Any pointers where to start?  I had looked at /var/log/messages but didn't see anything from the day before.  Not sure where else to start.  I do experience some Segfaults when emerging a world update.

----------

## gohmdoree

I have logs up to afternoon May 31, but it doesn't start again until Jun 2 afternoon.  Maybe can be thought of as maybe compromised?  The machine was down most of yesterday though.  At least from my pov.

----------

## chithanh

If it is a recurring issue, you can capture the kernel panic with a kdump kernel. This kernel is called via kexec() on panic and allows you to take a memory snapshot for further debugging. Check /usr/src/linux/Documentation/kdump/ for details.

----------

## Hu

I suppose the technician did not record the kernel panic text before resetting the machine?

When you experience problems updating world, are they reproducible or are they random?

----------

## gohmdoree

I'll look into capturing that kernel panic.

No the tech didn't record anything.  I had asked a few times, but no mention of it.

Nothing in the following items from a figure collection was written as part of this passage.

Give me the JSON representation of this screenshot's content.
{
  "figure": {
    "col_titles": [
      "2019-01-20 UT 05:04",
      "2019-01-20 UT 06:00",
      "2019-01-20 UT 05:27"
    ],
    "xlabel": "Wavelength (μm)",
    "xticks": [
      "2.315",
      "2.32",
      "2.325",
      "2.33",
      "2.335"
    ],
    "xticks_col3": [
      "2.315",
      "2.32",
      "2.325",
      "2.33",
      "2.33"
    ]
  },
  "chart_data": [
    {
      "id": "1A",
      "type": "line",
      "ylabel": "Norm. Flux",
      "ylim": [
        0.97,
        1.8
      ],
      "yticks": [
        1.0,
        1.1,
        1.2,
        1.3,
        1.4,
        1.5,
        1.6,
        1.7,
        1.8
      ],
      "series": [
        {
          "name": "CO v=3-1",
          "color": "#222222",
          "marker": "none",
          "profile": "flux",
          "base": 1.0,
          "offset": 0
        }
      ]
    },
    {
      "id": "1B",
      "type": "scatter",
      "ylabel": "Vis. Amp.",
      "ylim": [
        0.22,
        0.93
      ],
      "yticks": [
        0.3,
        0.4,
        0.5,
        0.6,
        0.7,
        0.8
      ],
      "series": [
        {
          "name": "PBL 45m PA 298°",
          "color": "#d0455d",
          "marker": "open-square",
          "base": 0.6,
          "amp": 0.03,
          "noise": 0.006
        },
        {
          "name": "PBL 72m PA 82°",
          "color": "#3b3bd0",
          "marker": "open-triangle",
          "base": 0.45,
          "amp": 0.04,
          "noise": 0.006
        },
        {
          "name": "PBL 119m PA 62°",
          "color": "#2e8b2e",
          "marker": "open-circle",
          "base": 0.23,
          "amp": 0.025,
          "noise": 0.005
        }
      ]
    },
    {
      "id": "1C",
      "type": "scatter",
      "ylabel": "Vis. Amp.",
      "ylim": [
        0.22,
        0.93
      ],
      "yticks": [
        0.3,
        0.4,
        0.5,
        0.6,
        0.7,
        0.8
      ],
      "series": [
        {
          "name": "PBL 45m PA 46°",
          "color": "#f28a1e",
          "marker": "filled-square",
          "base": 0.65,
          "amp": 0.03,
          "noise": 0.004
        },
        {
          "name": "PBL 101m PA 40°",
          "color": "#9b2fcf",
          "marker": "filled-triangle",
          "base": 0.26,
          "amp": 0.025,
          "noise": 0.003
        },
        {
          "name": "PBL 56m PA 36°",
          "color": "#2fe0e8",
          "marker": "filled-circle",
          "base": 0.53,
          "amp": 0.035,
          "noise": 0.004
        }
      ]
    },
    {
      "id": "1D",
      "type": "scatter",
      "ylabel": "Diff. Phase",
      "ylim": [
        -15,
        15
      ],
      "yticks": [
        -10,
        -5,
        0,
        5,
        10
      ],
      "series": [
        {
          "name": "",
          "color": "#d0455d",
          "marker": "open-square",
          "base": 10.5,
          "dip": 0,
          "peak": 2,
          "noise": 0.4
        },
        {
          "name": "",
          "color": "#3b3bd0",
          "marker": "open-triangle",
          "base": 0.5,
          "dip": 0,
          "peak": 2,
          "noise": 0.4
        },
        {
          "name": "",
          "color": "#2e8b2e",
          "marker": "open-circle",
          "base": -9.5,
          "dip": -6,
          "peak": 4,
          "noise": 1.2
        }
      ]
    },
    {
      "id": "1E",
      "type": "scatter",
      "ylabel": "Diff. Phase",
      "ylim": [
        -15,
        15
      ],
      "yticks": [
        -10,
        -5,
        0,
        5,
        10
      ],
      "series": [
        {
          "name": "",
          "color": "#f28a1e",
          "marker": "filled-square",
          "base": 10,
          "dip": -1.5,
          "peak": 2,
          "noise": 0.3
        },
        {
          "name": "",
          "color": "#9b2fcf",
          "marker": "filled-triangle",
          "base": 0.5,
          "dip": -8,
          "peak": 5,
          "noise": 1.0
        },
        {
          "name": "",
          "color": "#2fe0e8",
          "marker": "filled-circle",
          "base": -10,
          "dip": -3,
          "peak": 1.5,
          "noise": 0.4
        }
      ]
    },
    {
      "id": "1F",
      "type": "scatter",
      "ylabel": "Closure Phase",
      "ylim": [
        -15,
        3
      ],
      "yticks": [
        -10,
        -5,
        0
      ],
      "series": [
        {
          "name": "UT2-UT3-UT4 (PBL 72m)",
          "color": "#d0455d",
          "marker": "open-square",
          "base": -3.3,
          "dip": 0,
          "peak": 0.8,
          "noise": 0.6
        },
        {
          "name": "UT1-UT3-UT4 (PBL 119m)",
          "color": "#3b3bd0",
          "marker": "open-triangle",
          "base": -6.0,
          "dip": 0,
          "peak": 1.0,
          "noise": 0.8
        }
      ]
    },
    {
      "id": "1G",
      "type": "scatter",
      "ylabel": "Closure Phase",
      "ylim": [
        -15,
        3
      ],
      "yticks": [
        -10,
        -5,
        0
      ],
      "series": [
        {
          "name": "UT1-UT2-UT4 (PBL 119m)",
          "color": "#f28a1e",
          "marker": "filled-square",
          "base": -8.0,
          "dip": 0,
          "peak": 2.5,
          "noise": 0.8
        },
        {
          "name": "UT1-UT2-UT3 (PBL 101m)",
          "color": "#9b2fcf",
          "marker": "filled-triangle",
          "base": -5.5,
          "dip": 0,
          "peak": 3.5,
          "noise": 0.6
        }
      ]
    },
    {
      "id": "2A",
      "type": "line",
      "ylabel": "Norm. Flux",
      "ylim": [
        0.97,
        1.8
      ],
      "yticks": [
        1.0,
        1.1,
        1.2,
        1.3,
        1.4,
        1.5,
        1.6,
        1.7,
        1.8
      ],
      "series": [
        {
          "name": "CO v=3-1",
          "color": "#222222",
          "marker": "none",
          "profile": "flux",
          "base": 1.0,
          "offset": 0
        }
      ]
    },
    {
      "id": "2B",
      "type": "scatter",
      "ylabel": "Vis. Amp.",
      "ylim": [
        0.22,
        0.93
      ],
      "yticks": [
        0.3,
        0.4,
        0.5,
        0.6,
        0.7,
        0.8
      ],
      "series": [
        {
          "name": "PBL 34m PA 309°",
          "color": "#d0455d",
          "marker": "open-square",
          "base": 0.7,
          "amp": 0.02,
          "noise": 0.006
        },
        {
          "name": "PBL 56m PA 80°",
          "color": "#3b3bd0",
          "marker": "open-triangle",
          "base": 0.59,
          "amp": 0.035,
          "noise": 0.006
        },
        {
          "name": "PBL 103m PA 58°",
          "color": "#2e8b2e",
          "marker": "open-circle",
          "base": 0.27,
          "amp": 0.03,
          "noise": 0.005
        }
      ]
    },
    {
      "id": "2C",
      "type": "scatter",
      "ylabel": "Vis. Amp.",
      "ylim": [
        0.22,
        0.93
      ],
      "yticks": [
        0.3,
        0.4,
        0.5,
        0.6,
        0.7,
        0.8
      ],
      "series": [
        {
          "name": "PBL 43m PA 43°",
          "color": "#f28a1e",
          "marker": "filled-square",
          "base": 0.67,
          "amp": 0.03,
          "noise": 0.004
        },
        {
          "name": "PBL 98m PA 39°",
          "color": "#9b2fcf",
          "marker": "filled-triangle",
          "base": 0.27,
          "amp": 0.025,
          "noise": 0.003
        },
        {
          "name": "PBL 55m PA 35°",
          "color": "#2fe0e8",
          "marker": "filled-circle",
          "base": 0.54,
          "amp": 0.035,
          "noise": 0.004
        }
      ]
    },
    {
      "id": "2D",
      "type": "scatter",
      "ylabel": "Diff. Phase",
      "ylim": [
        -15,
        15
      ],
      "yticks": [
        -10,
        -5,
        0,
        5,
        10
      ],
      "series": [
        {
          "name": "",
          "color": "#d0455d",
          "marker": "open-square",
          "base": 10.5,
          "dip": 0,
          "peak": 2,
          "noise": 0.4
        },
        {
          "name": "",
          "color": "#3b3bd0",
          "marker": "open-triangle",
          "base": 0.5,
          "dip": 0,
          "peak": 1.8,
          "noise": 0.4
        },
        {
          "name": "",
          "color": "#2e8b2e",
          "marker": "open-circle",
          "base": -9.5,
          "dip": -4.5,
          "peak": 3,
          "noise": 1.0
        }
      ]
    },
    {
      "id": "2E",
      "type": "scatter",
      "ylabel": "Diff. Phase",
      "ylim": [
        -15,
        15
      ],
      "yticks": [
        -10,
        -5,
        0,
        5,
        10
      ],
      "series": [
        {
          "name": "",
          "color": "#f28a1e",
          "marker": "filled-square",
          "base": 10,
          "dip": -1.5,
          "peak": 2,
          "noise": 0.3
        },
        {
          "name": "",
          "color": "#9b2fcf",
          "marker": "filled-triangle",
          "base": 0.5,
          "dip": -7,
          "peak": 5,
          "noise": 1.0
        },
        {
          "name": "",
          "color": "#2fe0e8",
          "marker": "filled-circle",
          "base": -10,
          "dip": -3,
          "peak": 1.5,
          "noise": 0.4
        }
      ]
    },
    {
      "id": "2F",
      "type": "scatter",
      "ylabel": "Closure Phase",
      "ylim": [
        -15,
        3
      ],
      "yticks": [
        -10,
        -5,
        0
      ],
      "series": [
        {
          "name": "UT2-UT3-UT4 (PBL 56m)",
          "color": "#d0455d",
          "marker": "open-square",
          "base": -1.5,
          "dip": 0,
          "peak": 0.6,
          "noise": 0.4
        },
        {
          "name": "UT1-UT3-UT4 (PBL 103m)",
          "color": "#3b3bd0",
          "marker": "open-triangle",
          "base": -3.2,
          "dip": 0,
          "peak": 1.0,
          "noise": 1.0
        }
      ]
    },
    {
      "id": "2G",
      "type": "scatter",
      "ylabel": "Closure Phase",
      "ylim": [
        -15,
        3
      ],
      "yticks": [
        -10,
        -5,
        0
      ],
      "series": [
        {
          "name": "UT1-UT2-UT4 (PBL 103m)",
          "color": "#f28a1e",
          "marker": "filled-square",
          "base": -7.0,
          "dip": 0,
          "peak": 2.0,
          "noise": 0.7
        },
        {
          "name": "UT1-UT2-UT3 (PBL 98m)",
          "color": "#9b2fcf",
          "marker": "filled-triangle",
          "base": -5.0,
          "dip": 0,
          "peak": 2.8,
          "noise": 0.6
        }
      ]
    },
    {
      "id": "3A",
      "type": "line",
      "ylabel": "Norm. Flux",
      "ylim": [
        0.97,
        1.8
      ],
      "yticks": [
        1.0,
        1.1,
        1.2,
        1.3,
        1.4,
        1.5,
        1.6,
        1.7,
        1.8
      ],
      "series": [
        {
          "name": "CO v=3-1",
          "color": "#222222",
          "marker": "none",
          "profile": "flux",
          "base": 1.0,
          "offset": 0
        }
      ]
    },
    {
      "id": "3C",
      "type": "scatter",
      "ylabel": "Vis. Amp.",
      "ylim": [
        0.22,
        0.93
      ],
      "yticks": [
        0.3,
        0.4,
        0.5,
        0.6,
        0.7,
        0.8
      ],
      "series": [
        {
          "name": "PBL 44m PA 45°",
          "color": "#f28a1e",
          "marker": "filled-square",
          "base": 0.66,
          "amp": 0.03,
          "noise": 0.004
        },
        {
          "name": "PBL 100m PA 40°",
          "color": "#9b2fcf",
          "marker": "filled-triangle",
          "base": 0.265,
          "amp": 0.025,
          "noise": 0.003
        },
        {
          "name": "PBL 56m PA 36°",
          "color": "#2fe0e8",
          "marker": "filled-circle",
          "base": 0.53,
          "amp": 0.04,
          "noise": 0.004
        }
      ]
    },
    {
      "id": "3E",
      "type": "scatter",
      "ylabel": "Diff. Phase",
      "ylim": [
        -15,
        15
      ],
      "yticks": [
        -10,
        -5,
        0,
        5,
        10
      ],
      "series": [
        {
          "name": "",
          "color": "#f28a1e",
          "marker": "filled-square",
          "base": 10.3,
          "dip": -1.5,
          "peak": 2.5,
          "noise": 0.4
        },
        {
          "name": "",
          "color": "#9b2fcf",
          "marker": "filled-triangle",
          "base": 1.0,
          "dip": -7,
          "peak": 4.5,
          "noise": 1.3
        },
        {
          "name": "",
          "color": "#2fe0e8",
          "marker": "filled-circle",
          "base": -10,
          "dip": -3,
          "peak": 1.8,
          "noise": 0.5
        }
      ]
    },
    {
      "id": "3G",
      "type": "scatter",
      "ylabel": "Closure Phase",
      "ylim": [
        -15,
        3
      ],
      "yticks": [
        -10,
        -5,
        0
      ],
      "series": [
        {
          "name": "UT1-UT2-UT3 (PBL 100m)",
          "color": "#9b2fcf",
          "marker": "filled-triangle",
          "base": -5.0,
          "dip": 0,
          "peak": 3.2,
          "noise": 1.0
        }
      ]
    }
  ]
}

It happens randomly when doing an emerge world, and not all the time.  Usually, I just rerun emerge world and it goes through fine.  I think at one point they said that there was a heat issue.

----------

## chithanh

If you suspect that the CPU may be overheating, you can try to limit its maximum frequency using /sys/devices/system/cpu/cpu*/cpufreq/scaling_max_freq . This needs CPU frequency scaling and PowerNow (AMD) or ACPI p-states (Intel) enabled in your kernel.

----------

## gohmdoree

Thanks for the great tips chithanh.

Will have to give it a go.  Traveling so will try when I have access again.

----------